Después de huir, la Unidad Nacional de Protección (UNP) le puso un esquema de seguridad por las reiteradas amenazas, pero en cuestión de días se lo quitaron porque por su “nivel de riesgo no requería protección”. Qué más da. Después de 25 años de liderazgo y persecución ya aprendió a vivir con el peligro a cuestas. Sin nadie que lo proteja, ni que le garantice seguridad; ahora viaja en bus esquivando la muerte. Muerte de la que no pudo escapar María del Carmen Moreno, presidenta de la Junta de Acción Comunal de la vereda Caño Rico, en Arauquita. Ella no tuvo quién la sacara escoltada de su finca en marzo pasado. En sus doce años de labor social gestionó redes de acueducto, de energía y la construcción de un puente vehicular para sustituir un entablado que ahora son su legado.

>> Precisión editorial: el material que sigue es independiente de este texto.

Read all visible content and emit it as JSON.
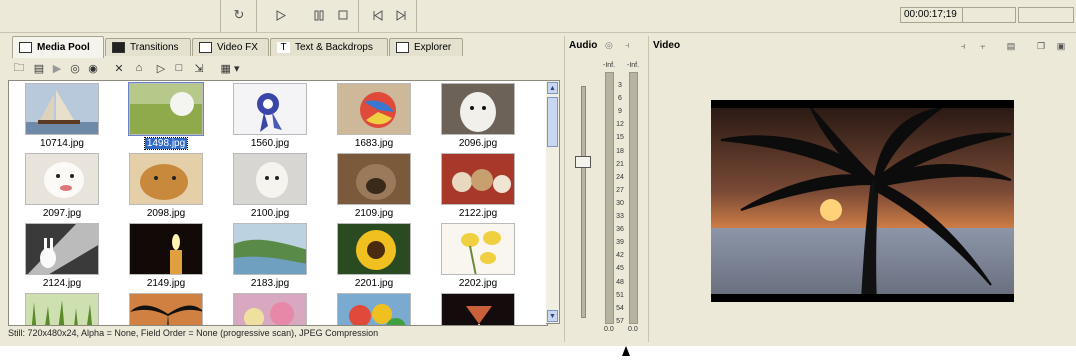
{
  "transport": {
    "buttons": [
      "loop-icon",
      "play-icon",
      "pause-icon",
      "stop-icon",
      "prev-frame-icon",
      "next-frame-icon"
    ],
    "timecode": "00:00:17;19"
  },
  "tabs": [
    {
      "label": "Media Pool",
      "icon": "media-pool-icon",
      "active": true
    },
    {
      "label": "Transitions",
      "icon": "transitions-icon",
      "active": false
    },
    {
      "label": "Video FX",
      "icon": "video-fx-icon",
      "active": false
    },
    {
      "label": "Text & Backdrops",
      "icon": "text-backdrops-icon",
      "active": false
    },
    {
      "label": "Explorer",
      "icon": "explorer-icon",
      "active": false
    }
  ],
  "media": [
    {
      "file": "10714.jpg",
      "subject": "sailboat"
    },
    {
      "file": "1498.jpg",
      "subject": "golf-ball",
      "selected": true
    },
    {
      "file": "1560.jpg",
      "subject": "award-ribbon"
    },
    {
      "file": "1683.jpg",
      "subject": "beach-ball"
    },
    {
      "file": "2096.jpg",
      "subject": "white-dog"
    },
    {
      "file": "2097.jpg",
      "subject": "dog-face"
    },
    {
      "file": "2098.jpg",
      "subject": "golden-retriever"
    },
    {
      "file": "2100.jpg",
      "subject": "poodle"
    },
    {
      "file": "2109.jpg",
      "subject": "orangutan"
    },
    {
      "file": "2122.jpg",
      "subject": "teddy-bears"
    },
    {
      "file": "2124.jpg",
      "subject": "rabbit"
    },
    {
      "file": "2149.jpg",
      "subject": "candle"
    },
    {
      "file": "2183.jpg",
      "subject": "coast"
    },
    {
      "file": "2201.jpg",
      "subject": "sunflower"
    },
    {
      "file": "2202.jpg",
      "subject": "tulips"
    },
    {
      "file": "",
      "subject": "grass"
    },
    {
      "file": "",
      "subject": "palm-silhouette"
    },
    {
      "file": "",
      "subject": "flowers"
    },
    {
      "file": "",
      "subject": "balloons"
    },
    {
      "file": "",
      "subject": "cocktail"
    }
  ],
  "status": "Still: 720x480x24, Alpha = None, Field Order = None (progressive scan), JPEG Compression",
  "audio": {
    "title": "Audio",
    "inf_left": "-Inf.",
    "inf_right": "-Inf.",
    "scale": [
      "3",
      "6",
      "9",
      "12",
      "15",
      "18",
      "21",
      "24",
      "27",
      "30",
      "33",
      "36",
      "39",
      "42",
      "45",
      "48",
      "51",
      "54",
      "57"
    ],
    "zero_left": "0.0",
    "zero_right": "0.0"
  },
  "video": {
    "title": "Video"
  },
  "colors": {
    "chrome": "#ece9d8",
    "selection": "#316ac5",
    "sky_top": "#3a2418",
    "sky_bottom": "#e58a4a",
    "sea": "#8a96a6"
  }
}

Uno de sus hijos repasa los cuadernos en los que María del Carmen plasmaba sus preocupaciones, deudas, citas y proyectos de desarrollo para su comunidad. Encierra con su dedo el dibujo de un puente peatonal y susurra que fue la única tarea que su mamá no pudo terminar: su secuestro, dicen que a manos de delincuentes que cruzaron la frontera con Venezuela, y posterior asesinato hace seis meses detuvieron el proyecto. Sus cuatro hijos, hoy ya universitarios,no volvieron a la finca y tampoco saben en qué quedó esa obra. No es que no les interese, es que el miedo que cargan es más pesado que la cruz que llevaba su mamá.

“¿Si eso pasa con los hijos, usted cree que el vicepresidente que es la persona que sigue en la lista, va a asumir? La junta va quedando sin coordinador, sin líder. Queda una herida en la familia. Queda el impacto en la comunidad”, lamenta Juan de Jesús Gómez, presidente de la Asociación de Juntas de Acción Comunal, Asojuntas, en Arauquita, departamento de Arauca, donde en los últimos cinco años ocho líderes fueron asesinados. Cinco de ellos eran mujeres.

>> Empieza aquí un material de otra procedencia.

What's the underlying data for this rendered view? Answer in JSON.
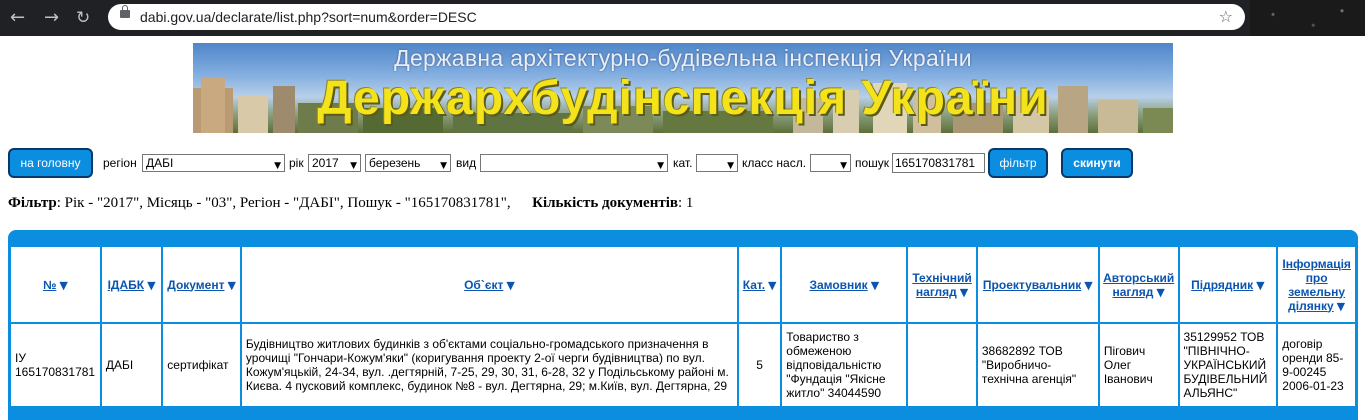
{
  "browser": {
    "url": "dabi.gov.ua/declarate/list.php?sort=num&order=DESC",
    "back_icon": "←",
    "forward_icon": "→",
    "reload_icon": "↻",
    "star_icon": "☆"
  },
  "banner": {
    "subtitle": "Державна архітектурно-будівельна інспекція України",
    "title": "Держархбудінспекція України"
  },
  "filters": {
    "home_button": "на головну",
    "region_label": "регіон",
    "region_value": "ДАБІ",
    "year_label": "рік",
    "year_value": "2017",
    "month_value": "березень",
    "kind_label": "вид",
    "kind_value": "",
    "cat_label": "кат.",
    "cat_value": "",
    "class_label": "класс насл.",
    "class_value": "",
    "search_label": "пошук",
    "search_value": "165170831781",
    "filter_button": "фільтр",
    "reset_button": "скинути",
    "dropdown_arrow": "▼"
  },
  "filter_summary": {
    "filter_label": "Фільтр",
    "filter_text": ": Рік - \"2017\", Місяць - \"03\", Регіон - \"ДАБІ\", Пошук - \"165170831781\",",
    "count_label": "Кількість документів",
    "count_text": ": 1"
  },
  "table": {
    "sort_icon": "▼",
    "headers": [
      "№",
      "ІДАБК",
      "Документ",
      "Об`єкт",
      "Кат.",
      "Замовник",
      "Технічний нагляд",
      "Проектувальник",
      "Авторський нагляд",
      "Підрядник",
      "Інформація про земельну ділянку"
    ],
    "rows": [
      {
        "num": "ІУ 165170831781",
        "idabk": "ДАБІ",
        "document": "сертифікат",
        "object": "Будівництво житлових будинків з об'єктами соціально-громадського призначення в урочищі \"Гончари-Кожум'яки\" (коригування проекту 2-ої черги будівництва) по вул. Кожум'яцькій, 24-34, вул. .дегтярній, 7-25, 29, 30, 31, 6-28, 32 у Подільському районі м. Києва. 4 пусковий комплекс, будинок №8 - вул. Дегтярна, 29; м.Київ, вул. Дегтярна, 29",
        "cat": "5",
        "customer": "Товариство з обмеженою відповідальністю \"Фундація \"Якісне житло\" 34044590",
        "tech_supervision": "",
        "designer": "38682892 ТОВ \"Виробничо-технічна агенція\"",
        "author_supervision": "Пігович Олег Іванович",
        "contractor": "35129952 ТОВ \"ПІВНІЧНО-УКРАЇНСЬКИЙ БУДІВЕЛЬНИЙ АЛЬЯНС\"",
        "land_info": "договір оренди 85-9-00245 2006-01-23"
      }
    ]
  }
}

El Fiscal General de la Nación admite que en la planeación del posconflicto el Estado se quedó “bastante rezagado” y asegura que “mientras se negociaba la paz, la gran amenaza que se sugería al país era la inseguridad en los centros urbanos y se les olvidó que el caldo de cultivo del crimen es el narcotráfico”.

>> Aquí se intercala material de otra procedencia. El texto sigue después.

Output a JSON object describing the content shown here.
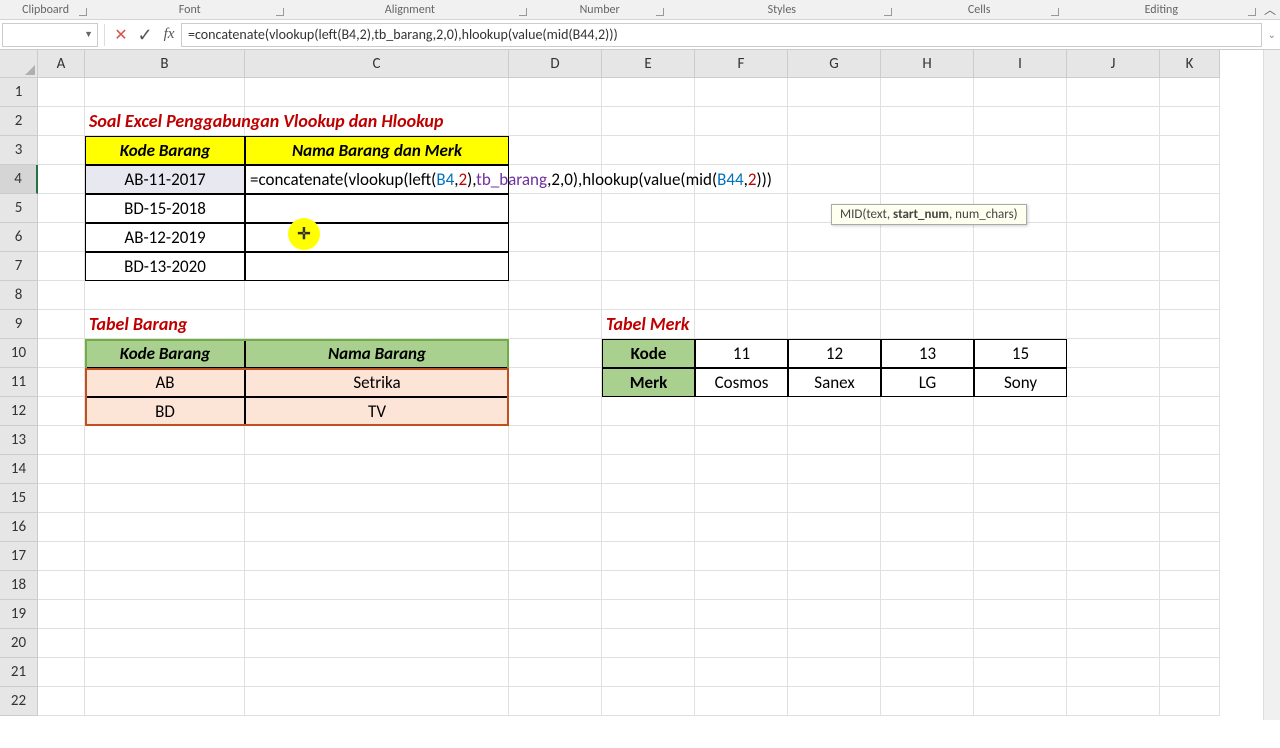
{
  "ribbon": {
    "groups": [
      "Clipboard",
      "Font",
      "Alignment",
      "Number",
      "Styles",
      "Cells",
      "Editing"
    ]
  },
  "formula_bar": {
    "name_box": "",
    "formula": "=concatenate(vlookup(left(B4,2),tb_barang,2,0),hlookup(value(mid(B44,2)))"
  },
  "columns": [
    "A",
    "B",
    "C",
    "D",
    "E",
    "F",
    "G",
    "H",
    "I",
    "J",
    "K"
  ],
  "rows": [
    "1",
    "2",
    "3",
    "4",
    "5",
    "6",
    "7",
    "8",
    "9",
    "10",
    "11",
    "12",
    "13",
    "14",
    "15",
    "16",
    "17",
    "18",
    "19",
    "20",
    "21",
    "22"
  ],
  "sheet": {
    "title": "Soal Excel Penggabungan Vlookup dan Hlookup",
    "header_kode": "Kode Barang",
    "header_nama": "Nama Barang dan Merk",
    "kode_items": [
      "AB-11-2017",
      "BD-15-2018",
      "AB-12-2019",
      "BD-13-2020"
    ],
    "formula_cell": "=concatenate(vlookup(left(B4,2),tb_barang,2,0),hlookup(value(mid(B44,2)))",
    "tabel_barang_title": "Tabel Barang",
    "tabel_barang_h1": "Kode Barang",
    "tabel_barang_h2": "Nama Barang",
    "tabel_barang_rows": [
      {
        "kode": "AB",
        "nama": "Setrika"
      },
      {
        "kode": "BD",
        "nama": "TV"
      }
    ],
    "tabel_merk_title": "Tabel Merk",
    "tabel_merk_kode_label": "Kode",
    "tabel_merk_merk_label": "Merk",
    "tabel_merk_kodes": [
      "11",
      "12",
      "13",
      "15"
    ],
    "tabel_merk_merks": [
      "Cosmos",
      "Sanex",
      "LG",
      "Sony"
    ]
  },
  "tooltip": "MID(text, start_num, num_chars)",
  "tooltip_bold": "start_num"
}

Entonces, pese a los gritos ahogados de periodistas, ciudadanos en las redes sociales, defensores de derechos humanos, organismos internacionales y algunos funcionarios del Estado, el miedo por la reactivación de los cultivos ilegales, el narcotráfico y la corrupción, se esparce sobre pueblos, ciudades, departamentos e impide que en esas comunidades nazcan nuevos liderazgos. Por eso, Antonio y su acompañante hablan de lo que nadie quiere bajo las sombras del negocio contiguo a la Iglesia.